Roki Sasaki built on the best start of the season by turning in a career-long outing but the Los Angeles Dodgers had their winning streak snapped at four games in a 4-3 loss to the Texas Rangers on Adolis García’s walk-off home run.
Sasaki’s fastball velocity sat in the low 90s early on Saturday, but he began to sit around 95 mph and touched 97 mph as the outing progressed.
While his velocity was still building up, Sasaki was aided by Andy Pages robbing Corey Seager of a home run in the first inning by making a leaping catch at the wall in left-center field. It marked a second consecutive Sasaki start in which Pages made a big defensive impact.
Sasaki retired the six batters faced before issuing a leadoff walk in the third inning. Kyle Higashioka followed that with a two-run homer that broke the scoreless tie.
Higashioka later singled in the game and ended up with the Rangers’ only two hits against Sasaki. The young right-hander continued to show encouraging signs with his development by getting through six innings for the first time.
Sasaki pitched four-plus innings against the Philadelphia Phillies on April 5 and followed that a week later by completing five innings when facing the Chicago Cubs leading into Saturday’s start at Globe Life Field.
Sasaki threw 25 sliders in the outing, which wasn’t far off from a combined total of 34 through his first four starts of the year.
Sasaki was followed by Jack Dreyer, Evan Phillips, Alex Vesia and Kirby Yates. Phillips struck out the first two batters faced before giving up a single and getting replaced by Vesia to face Corey Seager.
It was a season debut for Phillips, which came days earlier than initially expected because of Blake Treinen going on the 15-day injured list with right forearm tightness.
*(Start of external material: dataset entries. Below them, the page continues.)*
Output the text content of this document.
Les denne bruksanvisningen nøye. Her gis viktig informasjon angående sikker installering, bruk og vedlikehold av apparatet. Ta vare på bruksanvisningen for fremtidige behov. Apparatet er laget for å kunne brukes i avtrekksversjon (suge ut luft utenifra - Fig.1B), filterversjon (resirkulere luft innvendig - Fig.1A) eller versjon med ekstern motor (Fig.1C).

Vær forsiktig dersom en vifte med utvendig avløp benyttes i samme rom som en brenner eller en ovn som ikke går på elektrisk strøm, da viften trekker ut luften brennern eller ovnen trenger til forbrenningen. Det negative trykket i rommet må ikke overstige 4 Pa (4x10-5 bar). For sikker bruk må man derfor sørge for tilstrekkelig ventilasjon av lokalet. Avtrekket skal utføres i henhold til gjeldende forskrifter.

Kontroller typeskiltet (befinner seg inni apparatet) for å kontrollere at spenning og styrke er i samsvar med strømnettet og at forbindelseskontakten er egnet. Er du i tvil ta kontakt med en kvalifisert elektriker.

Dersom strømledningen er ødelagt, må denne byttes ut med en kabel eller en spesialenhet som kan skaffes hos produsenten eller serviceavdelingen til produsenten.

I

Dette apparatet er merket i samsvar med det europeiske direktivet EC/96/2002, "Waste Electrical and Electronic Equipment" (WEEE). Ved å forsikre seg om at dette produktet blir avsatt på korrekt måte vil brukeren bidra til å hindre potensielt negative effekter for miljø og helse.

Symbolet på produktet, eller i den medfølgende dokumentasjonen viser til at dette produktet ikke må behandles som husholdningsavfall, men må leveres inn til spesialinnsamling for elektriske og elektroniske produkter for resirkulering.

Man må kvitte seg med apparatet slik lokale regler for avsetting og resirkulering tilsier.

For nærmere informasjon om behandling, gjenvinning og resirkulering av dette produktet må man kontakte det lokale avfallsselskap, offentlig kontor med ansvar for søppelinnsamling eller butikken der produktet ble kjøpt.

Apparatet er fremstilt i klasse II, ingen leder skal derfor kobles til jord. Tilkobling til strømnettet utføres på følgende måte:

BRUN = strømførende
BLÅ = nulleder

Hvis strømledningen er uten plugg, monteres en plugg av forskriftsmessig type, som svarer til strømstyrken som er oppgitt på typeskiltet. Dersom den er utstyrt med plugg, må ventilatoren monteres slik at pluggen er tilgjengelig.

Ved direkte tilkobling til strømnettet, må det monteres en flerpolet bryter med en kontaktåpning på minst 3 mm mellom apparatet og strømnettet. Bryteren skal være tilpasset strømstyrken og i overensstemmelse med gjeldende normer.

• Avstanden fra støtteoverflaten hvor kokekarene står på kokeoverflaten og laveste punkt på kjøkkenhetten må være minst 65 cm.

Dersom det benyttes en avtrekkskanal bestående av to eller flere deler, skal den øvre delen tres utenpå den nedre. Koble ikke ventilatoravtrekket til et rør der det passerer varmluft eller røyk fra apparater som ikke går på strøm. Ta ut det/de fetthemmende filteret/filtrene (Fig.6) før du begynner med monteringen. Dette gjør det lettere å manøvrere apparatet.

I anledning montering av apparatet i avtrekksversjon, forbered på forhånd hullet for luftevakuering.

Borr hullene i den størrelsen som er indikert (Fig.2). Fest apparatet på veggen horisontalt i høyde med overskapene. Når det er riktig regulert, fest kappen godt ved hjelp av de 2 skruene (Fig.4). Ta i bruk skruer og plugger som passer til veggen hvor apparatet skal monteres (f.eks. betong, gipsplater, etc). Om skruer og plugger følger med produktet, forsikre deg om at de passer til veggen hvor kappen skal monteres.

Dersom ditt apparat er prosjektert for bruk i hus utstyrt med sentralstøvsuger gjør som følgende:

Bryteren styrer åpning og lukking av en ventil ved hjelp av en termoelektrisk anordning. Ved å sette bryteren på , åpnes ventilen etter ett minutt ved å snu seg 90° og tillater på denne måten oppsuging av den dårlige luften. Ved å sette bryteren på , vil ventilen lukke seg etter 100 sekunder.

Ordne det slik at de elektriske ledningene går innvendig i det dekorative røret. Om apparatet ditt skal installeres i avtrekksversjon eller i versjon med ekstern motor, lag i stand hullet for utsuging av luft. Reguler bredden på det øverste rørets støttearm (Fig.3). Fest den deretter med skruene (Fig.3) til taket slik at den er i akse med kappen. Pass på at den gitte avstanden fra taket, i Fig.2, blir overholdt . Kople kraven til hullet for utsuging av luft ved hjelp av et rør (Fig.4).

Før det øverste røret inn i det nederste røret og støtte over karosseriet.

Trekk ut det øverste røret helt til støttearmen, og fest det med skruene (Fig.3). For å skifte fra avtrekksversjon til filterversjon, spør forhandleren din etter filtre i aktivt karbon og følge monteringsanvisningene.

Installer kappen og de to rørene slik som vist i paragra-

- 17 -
Yates surrendered the home run to García, who hit the fifth walk-off of his career.
Dodgers run support for Sasaki
While it was the Rangers who struck first, the Dodgers rallied in the fourth inning to help put Sasaki in line for his first career win.
Their comeback effort began with Freddie Freeman’s game-tying home run, and Max Muncy’s ground-rule RBI double put the Dodgers ahead.
There was some good fortune mixed in, as Nathan Eovaldi’s pickoff throw to first base hit off Michael Conforto and carried into foul territory. Conforto would not have scored on Muncy’s ground-rule double without the gifted 90 feet.